Le premier terrain de risque, c’est la rénovation de l’ancien. En France, si l’usage de la fameuse céruse par les professionnels du bâtiment est interdit depuis 1949, la vente résiduelle de peintures au plomb n’a été totalement stoppée qu’en 1993. Les logements construits avant 1949 restent les plus dangereux. Un peintre, un plaquiste ou un électricien qui perce un mur dans un immeuble haussmannien peut inhaler des poussières de plomb sans le savoir et sans aucune protection adaptée si l’employeur n’a pas fait son travail. Face à la fatigue sournoise induite par l’anémie saturnine, beaucoup finissent d’ailleurs par se demander pourquoi ils sont essoufflés au moindre effort sur leurs chantiers, alors qu’ils ont toujours été endurants physiquement.
Viennent ensuite l’industrie de la batterie, la fonderie, la plomberie ancienne, la fabrication de munitions, le recyclage de matériaux. Des secteurs où les 200 000 salariés identifiés par l’INRS se concentrent, pour moitié âgés de 40 à 59 ans selon l’étude de Santé publique France publiée cette semaine.

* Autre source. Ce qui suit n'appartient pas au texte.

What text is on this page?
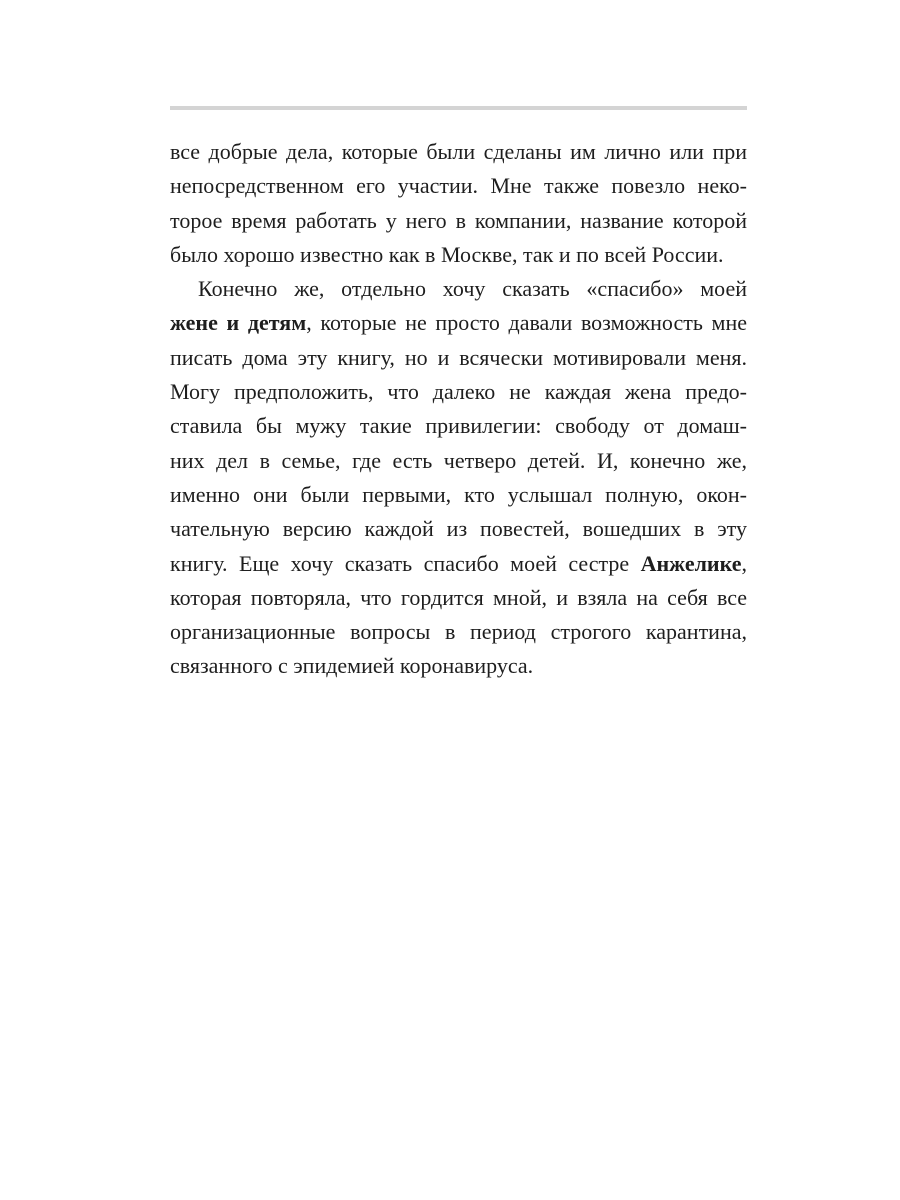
все добрые дела, которые были сделаны им лично или при
непосредственном его участии. Мне также повезло неко-
торое время работать у него в компании, название которой
было хорошо известно как в Москве, так и по всей России.
Конечно же, отдельно хочу сказать «спасибо» моей
жене и детям, которые не просто давали возможность мне
писать дома эту книгу, но и всячески мотивировали меня.
Могу предположить, что далеко не каждая жена предо-
ставила бы мужу такие привилегии: свободу от домаш-
них дел в семье, где есть четверо детей. И, конечно же,
именно они были первыми, кто услышал полную, окон-
чательную версию каждой из повестей, вошедших в эту
книгу. Еще хочу сказать спасибо моей сестре Анжелике,
которая повторяла, что гордится мной, и взяла на себя все
организационные вопросы в период строгого карантина,
связанного с эпидемией коронавируса.
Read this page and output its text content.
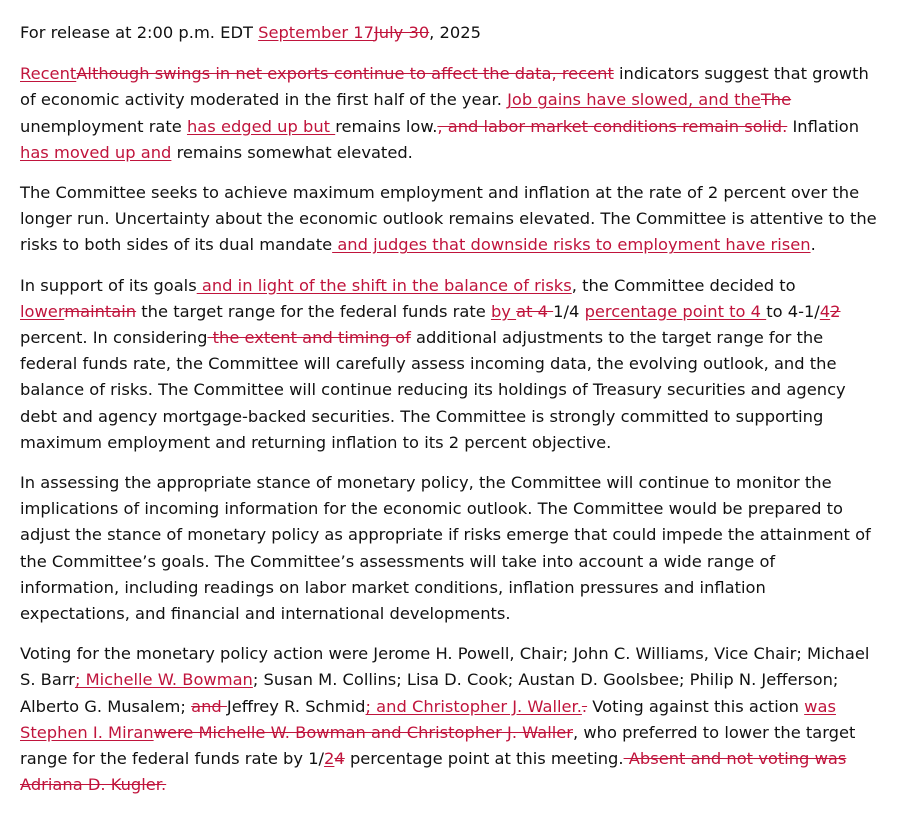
For release at 2:00 p.m. EDT September 17July 30, 2025

RecentAlthough swings in net exports continue to affect the data, recent indicators suggest that growth of economic activity moderated in the first half of the year. Job gains have slowed, and theThe unemployment rate has edged up but remains low., and labor market conditions remain solid. Inflation has moved up and remains somewhat elevated.

The Committee seeks to achieve maximum employment and inflation at the rate of 2 percent over the longer run. Uncertainty about the economic outlook remains elevated. The Committee is attentive to the risks to both sides of its dual mandate and judges that downside risks to employment have risen.

In support of its goals and in light of the shift in the balance of risks, the Committee decided to lowermaintain the target range for the federal funds rate by at 4 1/4 percentage point to 4 to 4-1/42 percent. In considering the extent and timing of additional adjustments to the target range for the federal funds rate, the Committee will carefully assess incoming data, the evolving outlook, and the balance of risks. The Committee will continue reducing its holdings of Treasury securities and agency debt and agency mortgage-backed securities. The Committee is strongly committed to supporting maximum employment and returning inflation to its 2 percent objective.

In assessing the appropriate stance of monetary policy, the Committee will continue to monitor the implications of incoming information for the economic outlook. The Committee would be prepared to adjust the stance of monetary policy as appropriate if risks emerge that could impede the attainment of the Committee’s goals. The Committee’s assessments will take into account a wide range of information, including readings on labor market conditions, inflation pressures and inflation expectations, and financial and international developments.

Voting for the monetary policy action were Jerome H. Powell, Chair; John C. Williams, Vice Chair; Michael S. Barr; Michelle W. Bowman; Susan M. Collins; Lisa D. Cook; Austan D. Goolsbee; Philip N. Jefferson; Alberto G. Musalem; and Jeffrey R. Schmid; and Christopher J. Waller.. Voting against this action was Stephen I. Miranwere Michelle W. Bowman and Christopher J. Waller, who preferred to lower the target range for the federal funds rate by 1/24 percentage point at this meeting. Absent and not voting was Adriana D. Kugler.
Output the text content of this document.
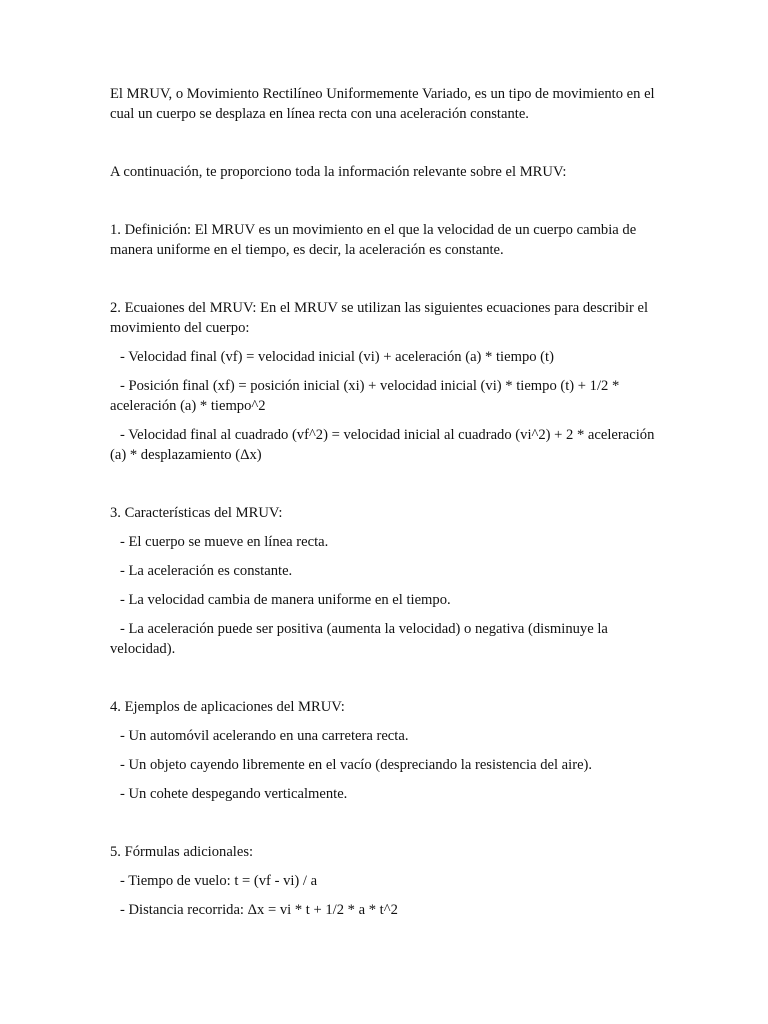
El MRUV, o Movimiento Rectilíneo Uniformemente Variado, es un tipo de movimiento en el cual un cuerpo se desplaza en línea recta con una aceleración constante.

A continuación, te proporciono toda la información relevante sobre el MRUV:

1. Definición: El MRUV es un movimiento en el que la velocidad de un cuerpo cambia de manera uniforme en el tiempo, es decir, la aceleración es constante.

2. Ecuaiones del MRUV: En el MRUV se utilizan las siguientes ecuaciones para describir el movimiento del cuerpo:

- Velocidad final (vf) = velocidad inicial (vi) + aceleración (a) * tiempo (t)

- Posición final (xf) = posición inicial (xi) + velocidad inicial (vi) * tiempo (t) + 1/2 * aceleración (a) * tiempo^2

- Velocidad final al cuadrado (vf^2) = velocidad inicial al cuadrado (vi^2) + 2 * aceleración (a) * desplazamiento (Δx)

3. Características del MRUV:

- El cuerpo se mueve en línea recta.

- La aceleración es constante.

- La velocidad cambia de manera uniforme en el tiempo.

- La aceleración puede ser positiva (aumenta la velocidad) o negativa (disminuye la velocidad).

4. Ejemplos de aplicaciones del MRUV:

- Un automóvil acelerando en una carretera recta.

- Un objeto cayendo libremente en el vacío (despreciando la resistencia del aire).

- Un cohete despegando verticalmente.

5. Fórmulas adicionales:

- Tiempo de vuelo: t = (vf - vi) / a

- Distancia recorrida: Δx = vi * t + 1/2 * a * t^2
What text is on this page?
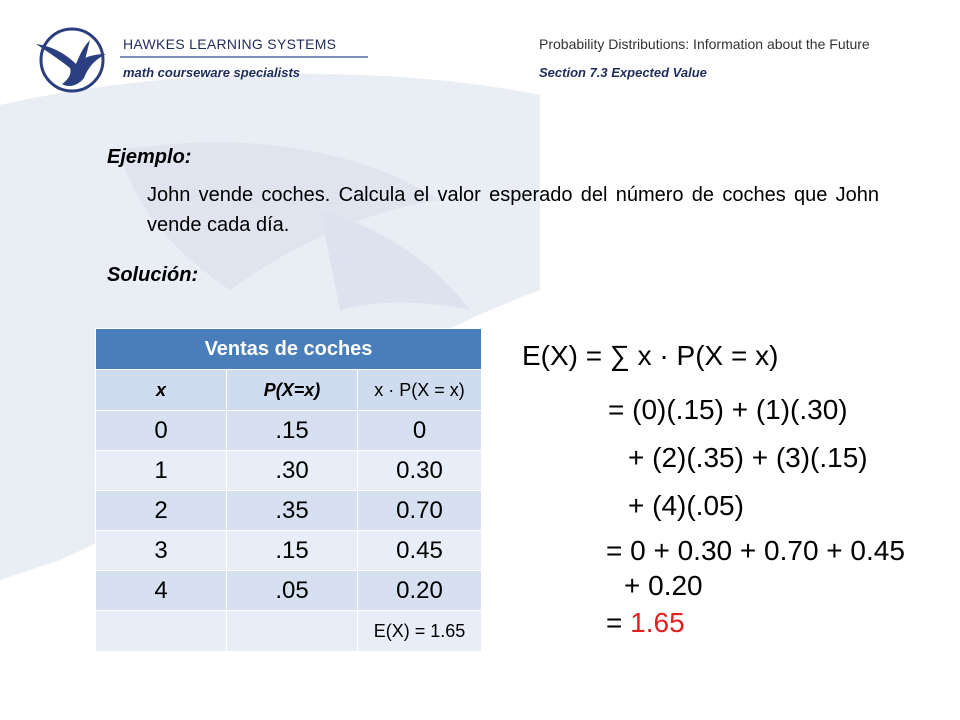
HAWKES LEARNING SYSTEMS
math courseware specialists
Probability Distributions: Information about the Future
Section 7.3 Expected Value
Ejemplo:
John vende coches. Calcula el valor esperado del número de coches que John vende cada día.
Solución:
Ventas de coches		
x	P(X=x)	x · P(X = x)
0	.15	0
1	.30	0.30
2	.35	0.70
3	.15	0.45
4	.05	0.20
		E(X) = 1.65
E(X) = ∑ x · P(X = x)
= (0)(.15) + (1)(.30)
+ (2)(.35) + (3)(.15)
+ (4)(.05)
= 0 + 0.30 + 0.70 + 0.45
+ 0.20
= 1.65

Et l’exposition ne s’arrête pas au seuil de l’entreprise. Le plomb se transporte sur les vêtements, les chaussures, les mains. Des études documentent des cas de contamination familiale : des enfants intoxiqués via les vêtements de travail d’un parent rentrant à la maison. Le risque déborde du chantier.
Ce que le décret du 8 avril 2026 change concrètement pour vous
Le Décret n° 2026-253, publié au Journal officiel du 9 avril 2026, transpose en droit français la directive européenne qui abaisse drastiquement les seuils d’exposition autorisés. La limite dans l’air de travail passe de 0,1 mg/m³ à 0,03 mg/m³, soit une division par plus de trois. La valeur limite biologique dans le sang est également abaissée, avec une cible finale fixée à 150 microgrammes par litre à horizon 2029.
Avec la division du seuil par trois ce mois-ci, l’employeur ne peut plus se contenter de simples recommandations d’hygiène. Si le niveau de 0,03 mg/m³ est dépassé, l’entreprise doit obligatoirement installer des systèmes d’aspiration à la source et fournir des masques à ventilation assistée, sous peine d’un arrêt immédiat du chantier par l’inspection du travail.
Ce que ça change pour un salarié exposé ? Concrètement, votre employeur a maintenant l’obligation légale de mesurer l’exposition avec des laboratoires accrédités et de respecter ce nouveau seuil immédiatement. Si le dépassement est constaté, l’inspection du travail dispose de nouveaux pouvoirs pour imposer un arrêt temporaire d’activité.
Et si vous pensez avoir été exposé de manière significative, sachez que les pathologies liées au plomb sont reconnues au titre du Tableau 1 des maladies professionnelles du régime général, ce qui ouvre le droit à une reconnaissance officielle et à une indemnisation. Un bilan sanguin de plombémie chez votre médecin du travail ou votre généraliste est le premier geste à poser. Pas demain. Maintenant.